Mechanisms of immune-mediated scouring in parasite-resistant Merino sheep
Symptoms of parasite-infection in sheep include reduced weight gain and scouring (diarrhoea). Control of parasites in sheep has relied heavily on treatment with anthelmintic chemicals. This reliance has led to a high level of parasite resistance to anthelmintic treatment. A long-term, sustainable solution is to breed sheep that are naturally resistant to parasites on the basis of low faecal worm egg counts. However, scouring is not reduced in these resistant sheep and in some environments is significantly increased. The aim of my research is to discover the mechanisms underpinning this increased scouring in parasite-resistant Merino sheep.
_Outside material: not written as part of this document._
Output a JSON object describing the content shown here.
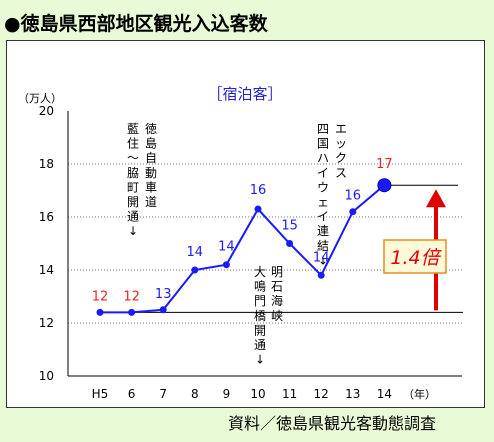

The results of this research will help researchers to identify sheep that are both resistant to parasites and not susceptible to scouring.
Nematode parasites cost the Australian sheep industry approximately $500 million every year. There is a need to develop clean, green and ethical parasite-control methods due to parasite resistance to chemical treatment and consumer demand for meat and wool produced with a minimum of chemical inputs. Harnessing the natural immunity of sheep by breeding for parasite-resistance is a long-term and sustainable solution. However, it has become apparent that in adult sheep scouring is often due to the immune response of the sheep rather than the effects of the parasite (‘immune-mediated scouring’). Therefore parasite-resistant sheep may scour just as badly as or even worse than susceptible sheep. Scouring leads to a build up of faecal material on wool around the breech. This reduces the value of the wool, pre-disposes sheep to flystrike and is a major source of microbial contaminants in meat carcasses. Therefore it is crucial to understand the mechanisms underpinning immune-mediated scouring so sheep can be bred that are both resistant to parasites and not susceptible to scouring.